Once a cheater, always a weeper?
When it comes to the dreadful confrontation of cheating, an apology quickly follows, usually covered up with a justification of the cheating. The ‘why’ is something that haunts not only the cheater but the cheated. Varying reactions to a cheating scandal are something that has been historically portrayed as gendered in film, books and culture. We’ve all heard the infamous line “Did you fuck him?”, when a man is cheated on, while the woman asks, "Do you love her?". So why are these specific sentiments attached to particular genders? And is there anything that can earn a cheater the sweet release of forgiveness?
If you’ve been watching the Olympics, you would have seen the controversial confession of Norwegian biathlete Sturla Holm Laegreid, who “made a choice to tell the world what he did” in hopes that “she’ll see what she really means to [him]” as said in an interview post-confession. In his attempt to “[not] think [he] didn’t try everything”. But was that the best he had to offer? After all, most romantic period dramas are resolved from confession, and if Rachel Green forgave Ross Geller for cheating on their ‘break’ are we to blindly follow suit?
Your head is probably screaming, “But it’s different”, and it’s true. The circumstances between Ross and Rachel were completely individual and specific. There is time, history, surrounding relationships, and their current relationship status, which all play a part in how bloody the cheater's hands are.
And an 18-page letter (front and back Ross loved to point out) is not the universal repentance for cheating.Critics online made sure Laegreid knew, too. Despite his speech after the confession, being full of self-focused language, where it seems his repentance was making ‘his feelings of love’ as loud as possible, rather than her feelings of betrayal. Giving the impression that overwhelming feelings of love are enough to drown out the trust that was taken from the cheated.
With many commenting that this was an act of manipulation, humiliation, and above all, messy. So, who did Laegreid think he was getting sympathy from? While he stated he hasn’t gotten any “reactions” from the woman, it is safe to say he was coming from not only the cheating perspective but also an external perspective. If Laegreid broke her trust with a big action, he simply thinks that a grand gesture will, in turn, fix it.
Often, the questions we ask cheaters are an attempt at rationalising the unthinkable act of betrayal. With Laegreid, he believes the emotional act of confessing on national news might balance out the physical betrayal of cheating. Sadly for Laegreid, his display at the Olympics garnered the wrong attention, with many women online applauding his ex-girlfriend for not taking him back. It is clear that if Laegreid ever wants to be forgiven, he needs to understand the emotional betrayal.
But how can Laegreid understand the emotional betrayal of cheating when he only knew the woman for six months, which resulted in a wandering eye in the third month? Another debate stems from the length of the relationship. Some critics online are saying that for Laegreid to only know her for six months made the cheating somewhat ‘worse’ as it was just the beginning. Many comments say that they would have more ‘sympathy’ if it were a three year relationship or marriage in comparison, as it somehow makes not only the cheating more of a simple ‘mistake’ but also the gesture would have been more genuine.
So if Laegreid had confessed to cheating on his wife of three years, would you have encouraged her to forgive him?
This narrative seems to protect all that was built, a history, rather than nurturing a future. How is it that cheating is more justifiable the more you have to lose? While one would assume it would be the other way around, we find ourselves perhaps playing ‘hopeless romantics’, where we tend to give more reason to preserve the love that was there, rather than acknowledge the reason the love left. Often hearing parents say they stayed together ‘for the kids’, financial reasons, and the stubborn religious or cultural theme of not believing in ‘divorce’.

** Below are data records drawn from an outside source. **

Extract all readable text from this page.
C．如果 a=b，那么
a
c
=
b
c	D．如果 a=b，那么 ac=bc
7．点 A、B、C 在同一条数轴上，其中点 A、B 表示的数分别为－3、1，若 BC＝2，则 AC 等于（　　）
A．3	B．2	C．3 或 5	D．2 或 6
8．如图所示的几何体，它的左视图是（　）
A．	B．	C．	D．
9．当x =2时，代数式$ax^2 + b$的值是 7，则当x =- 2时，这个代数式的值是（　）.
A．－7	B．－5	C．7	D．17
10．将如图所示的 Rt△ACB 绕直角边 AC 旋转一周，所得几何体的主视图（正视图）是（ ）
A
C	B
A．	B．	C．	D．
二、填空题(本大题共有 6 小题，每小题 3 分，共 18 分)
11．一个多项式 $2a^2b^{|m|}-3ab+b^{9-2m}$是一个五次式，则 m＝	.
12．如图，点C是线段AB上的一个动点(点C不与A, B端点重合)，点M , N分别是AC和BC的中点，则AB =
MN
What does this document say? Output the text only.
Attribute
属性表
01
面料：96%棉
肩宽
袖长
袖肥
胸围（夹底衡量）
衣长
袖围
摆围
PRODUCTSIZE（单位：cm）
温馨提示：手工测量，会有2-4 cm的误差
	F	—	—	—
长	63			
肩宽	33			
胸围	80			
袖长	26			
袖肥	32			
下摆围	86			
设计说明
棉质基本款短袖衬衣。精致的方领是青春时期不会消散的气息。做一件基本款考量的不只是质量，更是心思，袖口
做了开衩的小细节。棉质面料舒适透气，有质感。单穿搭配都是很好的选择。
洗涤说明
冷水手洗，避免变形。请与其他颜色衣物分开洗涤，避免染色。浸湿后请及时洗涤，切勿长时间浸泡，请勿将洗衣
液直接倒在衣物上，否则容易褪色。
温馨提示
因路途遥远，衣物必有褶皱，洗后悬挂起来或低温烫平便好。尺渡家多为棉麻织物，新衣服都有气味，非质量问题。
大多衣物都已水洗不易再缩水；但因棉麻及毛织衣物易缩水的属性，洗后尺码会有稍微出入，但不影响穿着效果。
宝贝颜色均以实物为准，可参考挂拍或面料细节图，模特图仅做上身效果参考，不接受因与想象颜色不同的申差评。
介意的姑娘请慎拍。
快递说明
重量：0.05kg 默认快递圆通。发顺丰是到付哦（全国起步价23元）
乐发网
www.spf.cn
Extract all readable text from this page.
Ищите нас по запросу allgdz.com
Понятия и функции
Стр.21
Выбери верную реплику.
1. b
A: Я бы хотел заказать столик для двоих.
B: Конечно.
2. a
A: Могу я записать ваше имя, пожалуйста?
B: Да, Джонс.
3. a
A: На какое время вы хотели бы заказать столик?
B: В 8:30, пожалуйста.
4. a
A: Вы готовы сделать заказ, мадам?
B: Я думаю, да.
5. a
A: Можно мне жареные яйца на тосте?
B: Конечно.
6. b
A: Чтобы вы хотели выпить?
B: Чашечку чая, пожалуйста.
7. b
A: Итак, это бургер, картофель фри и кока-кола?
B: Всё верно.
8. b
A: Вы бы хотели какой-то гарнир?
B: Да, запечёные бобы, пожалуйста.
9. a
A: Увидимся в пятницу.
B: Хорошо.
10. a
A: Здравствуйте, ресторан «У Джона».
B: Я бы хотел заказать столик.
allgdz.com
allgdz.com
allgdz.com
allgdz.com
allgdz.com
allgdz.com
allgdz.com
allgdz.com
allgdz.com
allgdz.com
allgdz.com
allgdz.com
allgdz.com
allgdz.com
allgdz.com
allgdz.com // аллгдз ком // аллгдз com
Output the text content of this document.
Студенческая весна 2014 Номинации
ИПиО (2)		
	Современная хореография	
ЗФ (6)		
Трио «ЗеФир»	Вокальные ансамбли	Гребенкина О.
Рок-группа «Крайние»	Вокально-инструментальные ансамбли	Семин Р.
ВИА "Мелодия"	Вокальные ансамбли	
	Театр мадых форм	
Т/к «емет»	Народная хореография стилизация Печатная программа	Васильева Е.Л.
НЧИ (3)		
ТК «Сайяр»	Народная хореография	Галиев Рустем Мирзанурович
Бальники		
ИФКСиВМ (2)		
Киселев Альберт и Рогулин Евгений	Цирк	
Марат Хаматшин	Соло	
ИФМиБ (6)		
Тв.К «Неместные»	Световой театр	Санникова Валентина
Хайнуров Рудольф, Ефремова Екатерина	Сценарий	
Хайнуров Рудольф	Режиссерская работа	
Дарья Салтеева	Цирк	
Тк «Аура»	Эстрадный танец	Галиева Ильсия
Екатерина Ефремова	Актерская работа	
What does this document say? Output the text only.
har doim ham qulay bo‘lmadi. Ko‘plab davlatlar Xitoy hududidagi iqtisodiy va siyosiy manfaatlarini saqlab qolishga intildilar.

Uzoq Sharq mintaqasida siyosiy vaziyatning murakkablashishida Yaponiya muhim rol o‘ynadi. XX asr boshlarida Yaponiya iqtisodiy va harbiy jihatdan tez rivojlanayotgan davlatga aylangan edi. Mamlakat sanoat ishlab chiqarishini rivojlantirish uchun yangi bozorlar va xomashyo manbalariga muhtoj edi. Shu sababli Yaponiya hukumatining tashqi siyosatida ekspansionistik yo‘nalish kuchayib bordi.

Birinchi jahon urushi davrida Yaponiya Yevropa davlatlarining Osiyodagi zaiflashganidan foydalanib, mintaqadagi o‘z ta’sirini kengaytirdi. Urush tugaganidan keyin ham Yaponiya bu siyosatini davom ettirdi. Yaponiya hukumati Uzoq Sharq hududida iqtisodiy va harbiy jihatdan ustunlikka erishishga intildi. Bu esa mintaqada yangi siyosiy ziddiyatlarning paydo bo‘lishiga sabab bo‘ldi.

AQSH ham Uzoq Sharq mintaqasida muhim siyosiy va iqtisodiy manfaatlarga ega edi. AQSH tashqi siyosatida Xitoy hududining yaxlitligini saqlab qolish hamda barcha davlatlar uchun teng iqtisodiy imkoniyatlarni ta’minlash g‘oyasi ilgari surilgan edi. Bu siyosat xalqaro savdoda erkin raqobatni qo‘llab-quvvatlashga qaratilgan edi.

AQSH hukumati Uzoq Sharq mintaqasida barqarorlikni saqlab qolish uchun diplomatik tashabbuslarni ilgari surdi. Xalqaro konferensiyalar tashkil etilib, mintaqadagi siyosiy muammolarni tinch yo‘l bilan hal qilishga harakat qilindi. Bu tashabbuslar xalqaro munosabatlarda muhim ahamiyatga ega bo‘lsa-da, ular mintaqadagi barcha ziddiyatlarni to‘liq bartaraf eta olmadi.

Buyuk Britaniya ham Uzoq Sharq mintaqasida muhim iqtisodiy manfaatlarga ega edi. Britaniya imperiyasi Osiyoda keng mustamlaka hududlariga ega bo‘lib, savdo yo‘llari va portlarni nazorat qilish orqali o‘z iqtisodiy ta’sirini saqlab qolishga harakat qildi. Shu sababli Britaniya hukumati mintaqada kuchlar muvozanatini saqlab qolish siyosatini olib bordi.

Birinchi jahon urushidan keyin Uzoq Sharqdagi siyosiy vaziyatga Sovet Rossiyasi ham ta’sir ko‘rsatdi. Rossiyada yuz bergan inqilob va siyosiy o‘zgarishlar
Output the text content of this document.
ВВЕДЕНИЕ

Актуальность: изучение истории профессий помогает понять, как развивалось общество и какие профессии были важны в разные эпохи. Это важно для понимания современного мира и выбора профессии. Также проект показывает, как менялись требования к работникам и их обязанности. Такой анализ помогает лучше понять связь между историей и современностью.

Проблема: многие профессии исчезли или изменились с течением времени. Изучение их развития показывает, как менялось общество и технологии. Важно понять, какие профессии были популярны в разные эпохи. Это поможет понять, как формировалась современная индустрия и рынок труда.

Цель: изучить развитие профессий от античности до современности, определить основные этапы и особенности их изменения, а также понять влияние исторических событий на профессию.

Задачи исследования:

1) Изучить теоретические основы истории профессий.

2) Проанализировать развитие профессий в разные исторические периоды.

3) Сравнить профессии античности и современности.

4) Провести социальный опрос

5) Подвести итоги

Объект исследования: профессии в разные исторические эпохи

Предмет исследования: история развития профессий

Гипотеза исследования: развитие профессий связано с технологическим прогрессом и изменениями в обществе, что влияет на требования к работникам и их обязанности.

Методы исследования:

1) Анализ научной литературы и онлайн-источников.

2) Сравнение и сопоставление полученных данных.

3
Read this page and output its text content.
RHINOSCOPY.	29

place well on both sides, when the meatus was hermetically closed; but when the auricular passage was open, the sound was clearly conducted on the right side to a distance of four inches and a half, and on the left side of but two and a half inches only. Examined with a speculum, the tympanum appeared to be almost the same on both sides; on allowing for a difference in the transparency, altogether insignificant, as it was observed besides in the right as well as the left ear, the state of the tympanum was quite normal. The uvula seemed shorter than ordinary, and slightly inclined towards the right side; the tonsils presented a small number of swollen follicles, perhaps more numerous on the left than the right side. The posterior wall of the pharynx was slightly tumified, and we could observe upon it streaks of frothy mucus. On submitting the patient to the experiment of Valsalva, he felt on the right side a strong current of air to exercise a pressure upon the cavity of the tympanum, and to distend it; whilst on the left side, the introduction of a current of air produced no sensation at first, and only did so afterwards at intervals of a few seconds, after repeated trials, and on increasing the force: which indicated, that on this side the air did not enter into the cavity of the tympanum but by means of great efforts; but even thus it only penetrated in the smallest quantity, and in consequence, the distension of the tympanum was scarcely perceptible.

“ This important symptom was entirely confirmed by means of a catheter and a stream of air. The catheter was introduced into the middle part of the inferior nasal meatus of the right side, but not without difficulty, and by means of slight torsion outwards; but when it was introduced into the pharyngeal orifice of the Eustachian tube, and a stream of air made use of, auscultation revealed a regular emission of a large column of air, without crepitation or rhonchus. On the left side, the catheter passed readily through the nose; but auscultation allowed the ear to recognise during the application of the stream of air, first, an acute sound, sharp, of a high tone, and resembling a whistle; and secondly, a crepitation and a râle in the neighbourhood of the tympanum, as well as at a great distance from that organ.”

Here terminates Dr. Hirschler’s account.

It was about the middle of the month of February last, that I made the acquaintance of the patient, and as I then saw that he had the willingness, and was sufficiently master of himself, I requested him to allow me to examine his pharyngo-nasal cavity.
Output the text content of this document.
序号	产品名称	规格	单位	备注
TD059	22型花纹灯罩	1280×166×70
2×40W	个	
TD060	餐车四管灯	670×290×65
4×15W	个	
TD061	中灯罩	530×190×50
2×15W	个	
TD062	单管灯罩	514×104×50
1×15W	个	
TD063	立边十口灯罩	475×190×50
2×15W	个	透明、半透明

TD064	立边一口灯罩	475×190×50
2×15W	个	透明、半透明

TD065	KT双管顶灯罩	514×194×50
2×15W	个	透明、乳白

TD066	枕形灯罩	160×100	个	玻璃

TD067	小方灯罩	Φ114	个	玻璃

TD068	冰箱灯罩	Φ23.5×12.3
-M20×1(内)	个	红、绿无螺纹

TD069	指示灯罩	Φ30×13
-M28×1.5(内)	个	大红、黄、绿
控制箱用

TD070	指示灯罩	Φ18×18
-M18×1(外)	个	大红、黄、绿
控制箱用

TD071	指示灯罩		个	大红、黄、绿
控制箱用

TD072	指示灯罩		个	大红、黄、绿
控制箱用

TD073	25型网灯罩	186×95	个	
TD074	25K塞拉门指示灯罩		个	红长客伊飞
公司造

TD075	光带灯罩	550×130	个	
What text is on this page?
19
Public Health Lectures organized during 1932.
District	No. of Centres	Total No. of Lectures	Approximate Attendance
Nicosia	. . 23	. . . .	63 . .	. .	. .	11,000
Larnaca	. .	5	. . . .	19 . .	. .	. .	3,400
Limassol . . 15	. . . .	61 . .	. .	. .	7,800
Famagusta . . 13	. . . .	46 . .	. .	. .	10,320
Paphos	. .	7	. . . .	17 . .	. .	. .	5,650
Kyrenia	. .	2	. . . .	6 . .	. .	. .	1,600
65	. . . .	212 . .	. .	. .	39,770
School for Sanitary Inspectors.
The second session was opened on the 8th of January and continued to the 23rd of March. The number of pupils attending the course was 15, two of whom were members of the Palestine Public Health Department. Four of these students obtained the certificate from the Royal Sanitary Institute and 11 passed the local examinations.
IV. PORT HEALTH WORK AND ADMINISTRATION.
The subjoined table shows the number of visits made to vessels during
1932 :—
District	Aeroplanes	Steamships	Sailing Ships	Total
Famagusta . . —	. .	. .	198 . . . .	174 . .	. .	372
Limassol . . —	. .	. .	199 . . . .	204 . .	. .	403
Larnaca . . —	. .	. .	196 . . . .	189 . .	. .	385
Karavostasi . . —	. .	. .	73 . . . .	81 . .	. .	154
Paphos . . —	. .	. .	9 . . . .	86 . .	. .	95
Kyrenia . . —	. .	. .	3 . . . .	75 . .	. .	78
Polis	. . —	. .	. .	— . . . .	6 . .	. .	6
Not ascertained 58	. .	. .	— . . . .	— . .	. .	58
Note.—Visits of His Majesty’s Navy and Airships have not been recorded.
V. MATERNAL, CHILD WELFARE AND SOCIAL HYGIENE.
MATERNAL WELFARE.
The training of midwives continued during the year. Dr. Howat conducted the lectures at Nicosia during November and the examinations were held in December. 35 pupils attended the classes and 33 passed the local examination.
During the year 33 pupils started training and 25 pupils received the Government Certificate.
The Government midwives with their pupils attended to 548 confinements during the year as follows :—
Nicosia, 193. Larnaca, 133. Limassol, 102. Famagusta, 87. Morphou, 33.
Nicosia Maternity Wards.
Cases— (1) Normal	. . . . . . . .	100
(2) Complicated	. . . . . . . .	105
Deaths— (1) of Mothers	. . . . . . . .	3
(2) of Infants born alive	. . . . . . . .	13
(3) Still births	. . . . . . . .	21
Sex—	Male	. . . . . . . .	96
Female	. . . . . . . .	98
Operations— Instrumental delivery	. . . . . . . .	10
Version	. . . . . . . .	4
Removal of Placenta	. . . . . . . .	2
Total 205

And if you’re thinking ‘hopeless romantic’ and ‘cheating’ don’t belong in the same sentence, think of how much you were rooting for Allie and Noah in The Notebook. Where the cheater, Allie, is not only justified but praised for leaving her fiancé to go see her ex-boyfriend and end up not only sleeping with the ex but leaving the fiancé for the ex. That’s not typically the version of the film you hear, and that’s the complexity of cheating. For us, Lon was the ‘other man’, only because the history between Noah and Allie was longer, disregarding the commitment Allie made to Lon.
The longer the relationship, the more there is at stake. For short- lasting relationships such as Laegreid’s, who is there to consider?
Ironically, while there is less history to consider, people tend to detach from the situation. Where the cheater and the cheated fight to win the jury’s favour, be that close friends or as Laegreid made it- the public. Most of the time people tend to put a definitive label on cheaters, usually jumping to “once a cheater always a cheater”. But does that mean Noah should have trusted Allie to be faithful to him? We all did, because there was an emotional and historical understanding that we failed to see in Laegreid. However, for an action that seems so sudden and impulsive, how much time do we owe to the cheater to assess the ‘type’ of cheating? Whether you can forgive Laegreid or not, one thing is clear - we don’t have the whole story and only the cheated can make that decision.